Dès lors, le caractère suspensif du recours se limite au recouvrement de l'astreinte ou de l'amende. Au vu de sa nature stigmatisante, la publication de la décision de la commission des sanctions constitue généralement l'élément le plus lourd de la sanction. Celle-ci est en fait devenue exécutoire par provision. La question se pose de savoir si cette modification est conciliable avec le droit à un procès équitable (art. 6 CEDH), étant donné que la commission des sanctions de la FSMA n'offre pas les garanties d'un jugement indépendant, tandis que sa sanction est déjà rendue publique et est dès lors exécutée. De plus, il est douteux qu'une réforme subséquente par la Cour d'appel de Bruxelles puisse encore remédier au dommage porté à la réputation, celui-ci étant déjà infligé, même si l'arrêt lui-même est également rendu public.

Il est vrai que la commission des sanctions a encore la possibilité de rendre sa décision publique de manière anonyme si elle estime qu'une telle publication risquerait de perturber gravement les marchés financiers ou de causer un préjudice disproportionné aux parties concernées.

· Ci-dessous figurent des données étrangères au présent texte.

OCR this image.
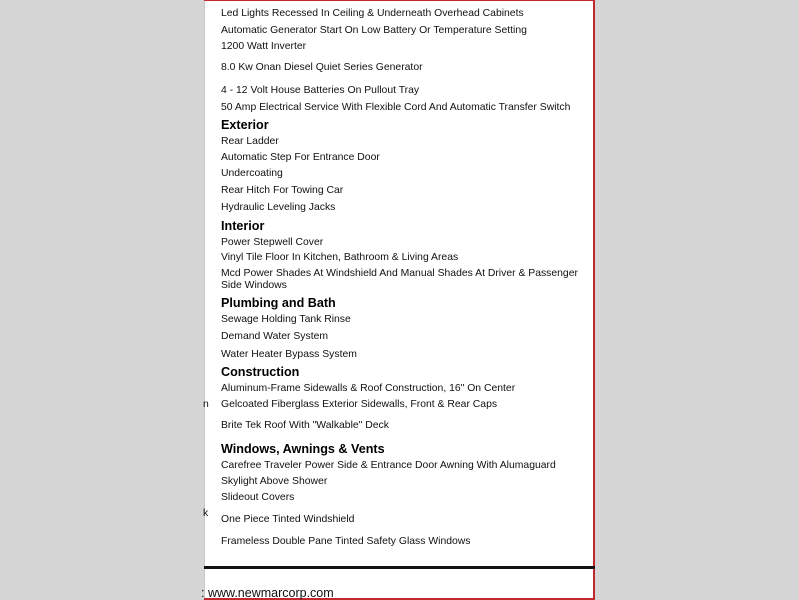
Led Lights Recessed In Ceiling & Underneath Overhead Cabinets
Automatic Generator Start On Low Battery Or Temperature Setting
1200 Watt Inverter
8.0 Kw Onan Diesel Quiet Series Generator
4 - 12 Volt House Batteries On Pullout Tray
50 Amp Electrical Service With Flexible Cord And Automatic Transfer Switch
Exterior
Rear Ladder
Automatic Step For Entrance Door
Undercoating
Rear Hitch For Towing Car
Hydraulic Leveling Jacks
Interior
Power Stepwell Cover
Vinyl Tile Floor In Kitchen, Bathroom & Living Areas
Mcd Power Shades At Windshield And Manual Shades At Driver & Passenger Side Windows
Plumbing and Bath
Sewage Holding Tank Rinse
Demand Water System
Water Heater Bypass System
Construction
Aluminum-Frame Sidewalls & Roof Construction, 16" On Center
Gelcoated Fiberglass Exterior Sidewalls, Front & Rear Caps
Brite Tek Roof With "Walkable" Deck
Windows, Awnings & Vents
Carefree Traveler Power Side & Entrance Door Awning With Alumaguard
Skylight Above Shower
Slideout Covers
One Piece Tinted Windshield
Frameless Double Pane Tinted Safety Glass Windows
n
k
: www.newmarcorp.com
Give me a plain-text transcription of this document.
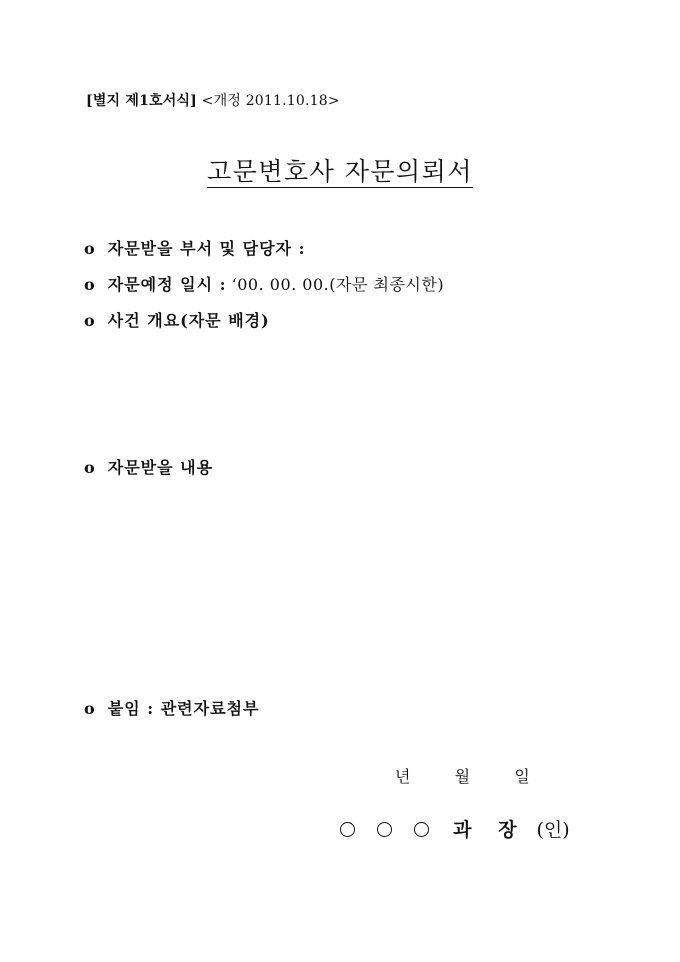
[별지 제1호서식] <개정 2011.10.18>
고문변호사 자문의뢰서
o 자문받을 부서 및 담당자 :
o 자문예정 일시 : ‘00. 00. 00.(자문 최종시한)
o 사건 개요(자문 배경)
o 자문받을 내용
o 붙임 : 관련자료첨부
년	월	일
과 장 (인)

Ces modifications procédurales sont entrées en vigueur le 6 juin 2014 (étant le dixième jour suivant la publication de la loi au Moniteur belge le 27 mai 2014).

Modifications de nature institutionnelle relatives à la FSMA

Finalement, la nouvelle législation susmentionnée contient plusieurs modifications de nature institutionnelle. La fonction de secrétaire-général est supprimée, celle d'auditeur devient une fonction à temps plein et l'auditeur se voit assister d'un adjoint. De plus, les pouvoirs du conseil de surveillance sont élargis et le processus décisionnel du comité de direction et du conseil de surveillance est légèrement modifié (notamment, le président ne dispose plus d'un vote décisif). Ces modifications institutionnelles sont entrées en vigueur le premier mai 2014.

Conclusion

Les modifications apportées à la Loi du 2 août 2002 témoignent d'une quête continue vers une organisation plus efficace et engendrent en partie une clarification souhaitée. Mais par-dessus tout, elles méritent une attention particulière en raison de la publication immédiate et nominative des décisions de la commission des sanctions de la FSMA. Le fait que l'effet dissuasif prenne le dessus sur le droit à un procès équitable constitue une évolution inquiétante, même si une poursuite de ce comportement est tout-à-fait justifiée. Il est d'autant plus questionnable qu'il y ait une certaine urgence après la clôture de l'enquête administrative, celle-ci prenant elle-même souvent plusieurs années. Dès lors, il ne serait pas surprenant que le dernier mot n'ait pas encore été prononcé sur cette dernière modification.